Elle tente de se concentrer sur les mots inscrits devant elle, mais ses pensées dérivent sans arrêt sur la petite pousse dans son ventre. Cela fait déjà trois mois qu'elle est là, trois mois que son fils se prépare à pointer le bout de son nez.
Célesta y avait longtemps songé. Depuis son arrivée, près de trois ans plus tôt, elle n'avait jamais cessé de se sentir seule. Bien sûr, elle avait rencontré d'autres femmes, mais jamais quiconque avec qui elle se soit sentie vraiment bien ou avec qui elle s'imagine passer le reste de sa vie. Déjà aux Etats-Unis, elle imaginait ce que ce serait que d'avoir un enfant à soi, quelqu'un à chérir, à gâter, à élever. Elle avait enfin décidé de sauter le pas.

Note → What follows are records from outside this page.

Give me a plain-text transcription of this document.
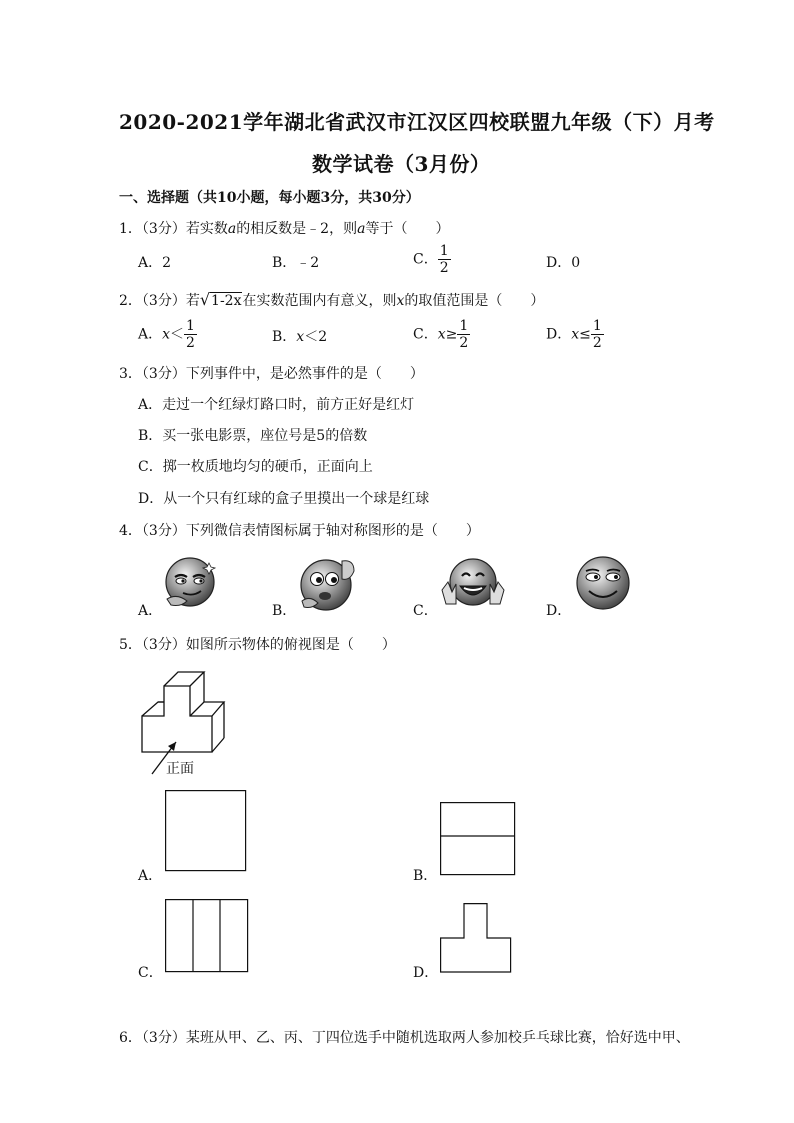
2020-2021学年湖北省武汉市江汉区四校联盟九年级（下）月考
数学试卷（3月份）
一、选择题（共10小题，每小题3分，共30分）
1．（3分）若实数a的相反数是﹣2，则a等于（　　）
A．2	B．﹣2	C． $\frac{1}{2}$	D．0
2．（3分）若√1-2x在实数范围内有意义，则x的取值范围是（　　）
A．$x< \frac{1}{2}$	B．x＜2	C．$x\ge \frac{1}{2}$	D．$x\le \frac{1}{2}$
3．（3分）下列事件中，是必然事件的是（　　）
A．走过一个红绿灯路口时，前方正好是红灯
B．买一张电影票，座位号是5的倍数
C．掷一枚质地均匀的硬币，正面向上
D．从一个只有红球的盒子里摸出一个球是红球
4．（3分）下列微信表情图标属于轴对称图形的是（　　）
A．	B．	C．	D．
5．（3分）如图所示物体的俯视图是（　　）
正面
A．	B．
C．	D．
6．（3分）某班从甲、乙、丙、丁四位选手中随机选取两人参加校乒乓球比赛，恰好选中甲、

Elle avait eu besoin de l'aide d'un homme qu'elle avait rencontré un soir. Il avait joué son rôle, ils s'étaient séparés et ne se reverraient plus jamais. Elle ne connaissait même pas son nom. Heureusement, cette tentative avait fonctionné, et elle n'avait jamais eu à revivre une telle expérience.

Elle n'a encore annoncé sa grossesse à personne, sauf à Sophie. Les deux femmes sont très proches, en plus d'être collègues. Pour la première fois de sa vie, Célesta s'était fait une amie qu'elle appréciait véritablement, quelqu'un avec qui elle aimait passer du temps. Elles parlaient beaucoup ensemble, organisant des sorties au café du coin à deux, ou passant l'après-midi chez l'une ou chez l'autre.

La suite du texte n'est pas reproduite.